Glutamine is a representative of amino acids - molecules that build and bind proteins (proteins) in the body. Glutamine is the most abundant free amino acid in human blood, with concentrations of about 500-900 micromoles per liter. It is conditionally interchangeable - it is produced by the human body, but in some diseases its production can stop.
The glutamine molecule plays an important role in maintaining the acid-base balance of the human body. It mainly contributes to this by its ability to bind to and remove excess renal ammonia. Ammonia is a toxic waste product of deamination reactions of metabolism and if it is not removed in time it accumulates and leads to a number of disorders and diseases.
This amino acid is produced in the muscles and reaches almost all organs and tissues through the blood. Under normal conditions, the body produces enough glutamine for its needs, but injuries , surgeries , prolonged stress or infections can greatly lower its levels.

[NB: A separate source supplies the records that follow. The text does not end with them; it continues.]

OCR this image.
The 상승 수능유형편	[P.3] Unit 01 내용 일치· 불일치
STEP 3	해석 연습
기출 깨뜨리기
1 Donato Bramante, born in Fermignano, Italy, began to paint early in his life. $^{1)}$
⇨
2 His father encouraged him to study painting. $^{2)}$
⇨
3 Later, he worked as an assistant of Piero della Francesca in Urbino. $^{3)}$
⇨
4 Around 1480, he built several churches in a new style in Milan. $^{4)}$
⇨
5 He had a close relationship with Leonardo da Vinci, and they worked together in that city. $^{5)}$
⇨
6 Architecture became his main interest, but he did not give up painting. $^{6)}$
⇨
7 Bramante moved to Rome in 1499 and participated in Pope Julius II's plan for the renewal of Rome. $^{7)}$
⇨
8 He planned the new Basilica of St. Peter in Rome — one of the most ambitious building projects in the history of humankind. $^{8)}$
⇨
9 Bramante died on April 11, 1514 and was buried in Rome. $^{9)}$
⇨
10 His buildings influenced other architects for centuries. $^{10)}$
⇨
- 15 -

When the body is exposed to severe stress after surgery, tissue injuries and trauma or infection , the stress hormone cortisol is released into the blood . This affects glutamine levels by lowering them greatly for the whole body. And this leads to slower wound healing.
The reason for this is that glutamine is the main metabolic fuel for rapidly dividing cells and gives them energy for the process, and wound healing requires the rapid division of connective, epithelial and other cells.
The best food sources of glutamine are meat and in particular - internal organs such as liver and stomach, but also dairy products, eggs, raw cabbage, nuts and green leafy vegetables beets, spinach and parsley.